Lula, Dilma e o PT afirmam que não praticaram nenhum crime. O que há é um complô de investigadores mal intencionados, mancomunados com juízes parciais, uma imprensa golpista e quase oito dezenas de delatores vagabundos que não hesitam em inventar mentiras. Pois bem. Surgiu uma novidade nesse enredo: Antonio Palocci, petista de quatro costados, sinalizou a Sergio Moro o desejo de delatar.

Até aqui, o petismo só foi delatado por terceiros. Enquanto Lula e Dilma fazem barulho em liberdade, petistas como José Dirceu e João Vaccari guardam obsequioso silêncio atrás das grades. Preso e cercado pelos investigadores, Palocci parece não dispor da mesma capacidade de resistência. Ofereceu a Sérgio Moro “nomes, endereços e operações”. Coisa suficiente para ocupar a Lava Jato por mais um ano. Se forem incluídos no lance os empresários que o adularam o poder petista nos últimos 13 anos, vai faltar mão-de-obra à investigação.

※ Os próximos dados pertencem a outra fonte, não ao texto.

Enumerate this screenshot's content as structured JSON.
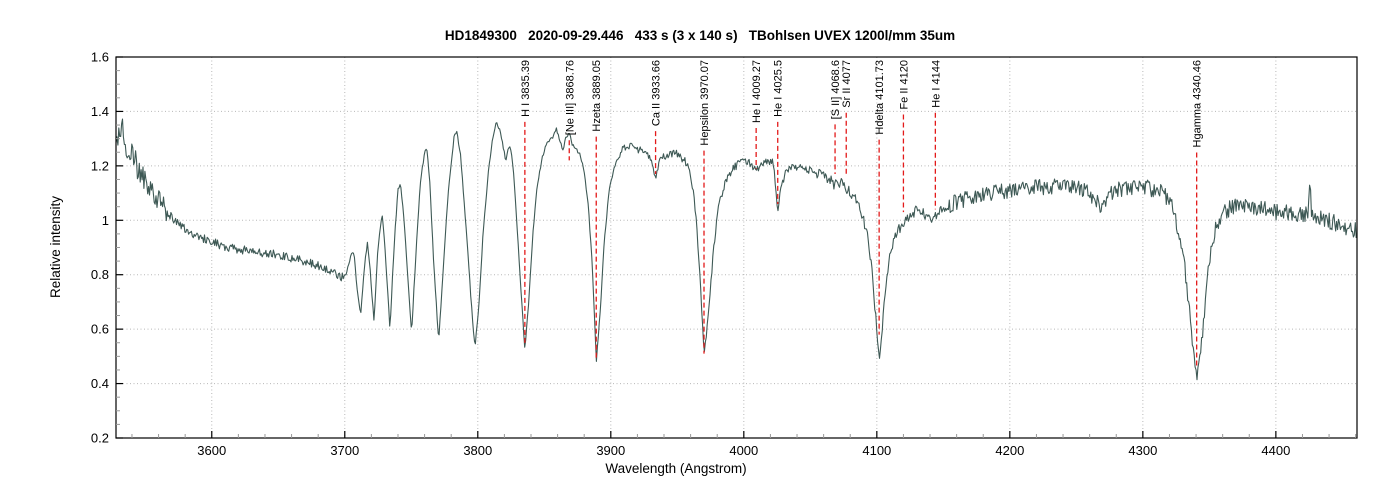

A situação é mais ou menos a seguinte: Lula, Dilma e o PT estão na beira do abismo. E Palocci se oferece à Lava Jato para fazer o papel de sabonete. Se contar tudo o que sabe, ficará difícil para os companheiros equilibrar-se na borda do precipício sem escorregar nas revelações de Palocci, ex-ministro de Lula e Dilma. Para essa dupla, desqualificar o neo-delator seria como cuspir no reflexo do espelho.